Winding number of $f$ is equal to $\frac{1}{2\pi}\int_{S^1}f^*(d\theta).$

Question

Let $f: S^1 \to \mathbb{R}^2 - \{0\}$ be a smooth map. Define the winding number of $f$ about 0 and prove that it equals $\frac{1}{2\pi}\int_{S^1}f^*(d\theta).$

I have no clue, except for the winding number of $f$ around 0 is just the degree of $u$, where $$u(x) = \frac{f(x)}{|f(x)|}.$$

Degree. $Y$ is connected and has the same dimension as $X$. We define the degree of an arbitrary smooth map $f: X \to Y$ to be the intersection number of $f$ with any point, $\deg(f) = I(f,\{y\}).$

Intersection number. If $f: X \to Z$ is transversal to $Z$, $f, Z$ are appropriate for intersection theory, then $f^{-1}(Z)$ is a finite number of points, each with an orientation number $\pm 1$ provided by the preimage orientation.

Thank you~

Answer 1

I am sorry for having no time to write a complete answer. But I suggest you to read the definition of degree in more detail (what does it tell you about the behavior of $u$?).
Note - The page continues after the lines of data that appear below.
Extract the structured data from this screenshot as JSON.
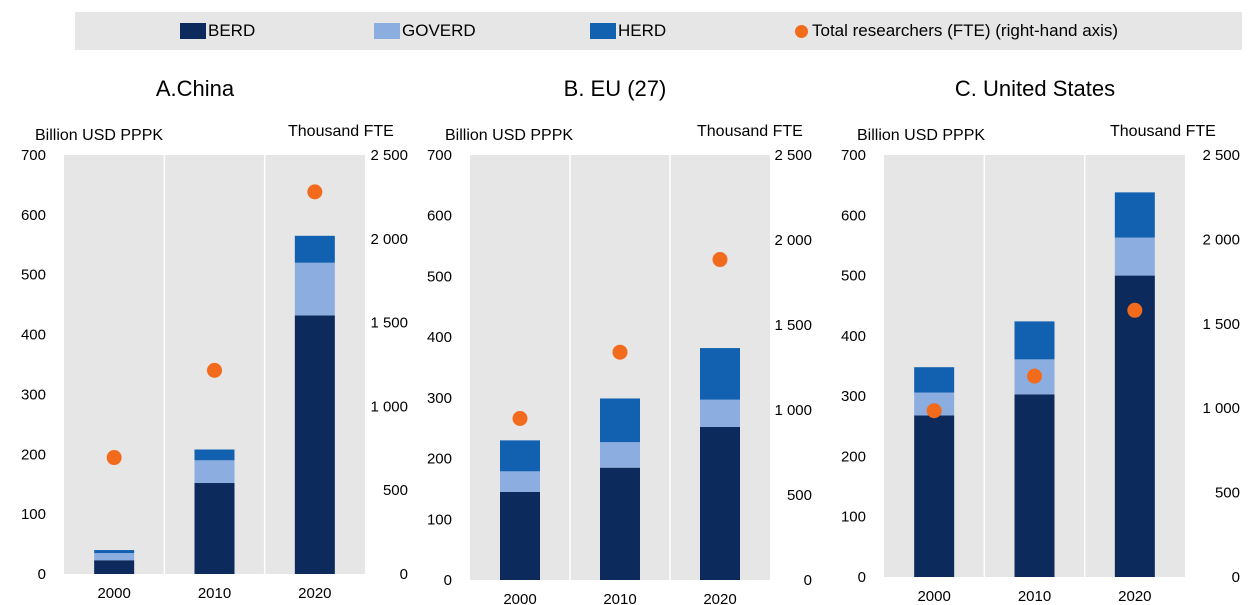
{
  "legend": {
    "berd": "BERD",
    "goverd": "GOVERD",
    "herd": "HERD",
    "researchers": "Total researchers (FTE) (right-hand axis)"
  },
  "colors": {
    "berd": "#0d2a5c",
    "goverd": "#8cade0",
    "herd": "#1261b0",
    "researchers": "#f26a1b",
    "plot_bg": "#e6e6e6",
    "legend_bg": "#e6e6e6",
    "grid": "#ffffff"
  },
  "chart_data": [
    {
      "type": "bar",
      "title": "A.China",
      "ylabel_left": "Billion USD PPPK",
      "ylabel_right": "Thousand FTE",
      "categories": [
        "2000",
        "2010",
        "2020"
      ],
      "ylim_left": [
        0,
        700
      ],
      "ylim_right": [
        0,
        2500
      ],
      "yticks_left": [
        "0",
        "100",
        "200",
        "300",
        "400",
        "500",
        "600",
        "700"
      ],
      "yticks_right": [
        "0",
        "500",
        "1 000",
        "1 500",
        "2 000",
        "2 500"
      ],
      "series": [
        {
          "name": "BERD",
          "values": [
            23,
            152,
            432
          ]
        },
        {
          "name": "GOVERD",
          "values": [
            12,
            38,
            88
          ]
        },
        {
          "name": "HERD",
          "values": [
            5,
            18,
            45
          ]
        }
      ],
      "researchers": [
        695,
        1215,
        2280
      ]
    },
    {
      "type": "bar",
      "title": "B. EU (27)",
      "ylabel_left": "Billion USD PPPK",
      "ylabel_right": "Thousand FTE",
      "categories": [
        "2000",
        "2010",
        "2020"
      ],
      "ylim_left": [
        0,
        700
      ],
      "ylim_right": [
        0,
        2500
      ],
      "yticks_left": [
        "0",
        "100",
        "200",
        "300",
        "400",
        "500",
        "600",
        "700"
      ],
      "yticks_right": [
        "0",
        "500",
        "1 000",
        "1 500",
        "2 000",
        "2 500"
      ],
      "series": [
        {
          "name": "BERD",
          "values": [
            145,
            185,
            252
          ]
        },
        {
          "name": "GOVERD",
          "values": [
            34,
            42,
            45
          ]
        },
        {
          "name": "HERD",
          "values": [
            51,
            72,
            85
          ]
        }
      ],
      "researchers": [
        950,
        1340,
        1885
      ]
    },
    {
      "type": "bar",
      "title": "C. United States",
      "ylabel_left": "Billion USD PPPK",
      "ylabel_right": "Thousand FTE",
      "categories": [
        "2000",
        "2010",
        "2020"
      ],
      "ylim_left": [
        0,
        700
      ],
      "ylim_right": [
        0,
        2500
      ],
      "yticks_left": [
        "0",
        "100",
        "200",
        "300",
        "400",
        "500",
        "600",
        "700"
      ],
      "yticks_right": [
        "0",
        "500",
        "1 000",
        "1 500",
        "2 000",
        "2 500"
      ],
      "series": [
        {
          "name": "BERD",
          "values": [
            268,
            303,
            500
          ]
        },
        {
          "name": "GOVERD",
          "values": [
            38,
            58,
            63
          ]
        },
        {
          "name": "HERD",
          "values": [
            42,
            63,
            75
          ]
        }
      ],
      "researchers": [
        985,
        1190,
        1580
      ]
    }
  ]
}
The wikipedia article on winding number and degree may be a good start.

Answer 2

Hints: (1) The degree theorem tells you that if $f\colon M \to N$ is a smooth map between compact oriented $n$-manifolds and $\omega$ is an $n$-form on $N$, then $$\int_M f^*\omega = \text{deg}(f)\int_N\omega\,.$$ (2) Show that $\displaystyle\int_{S^1} f^*d\theta = \displaystyle\int_{S^1} \Big(\frac f{|f|}\Big)^*d\theta $.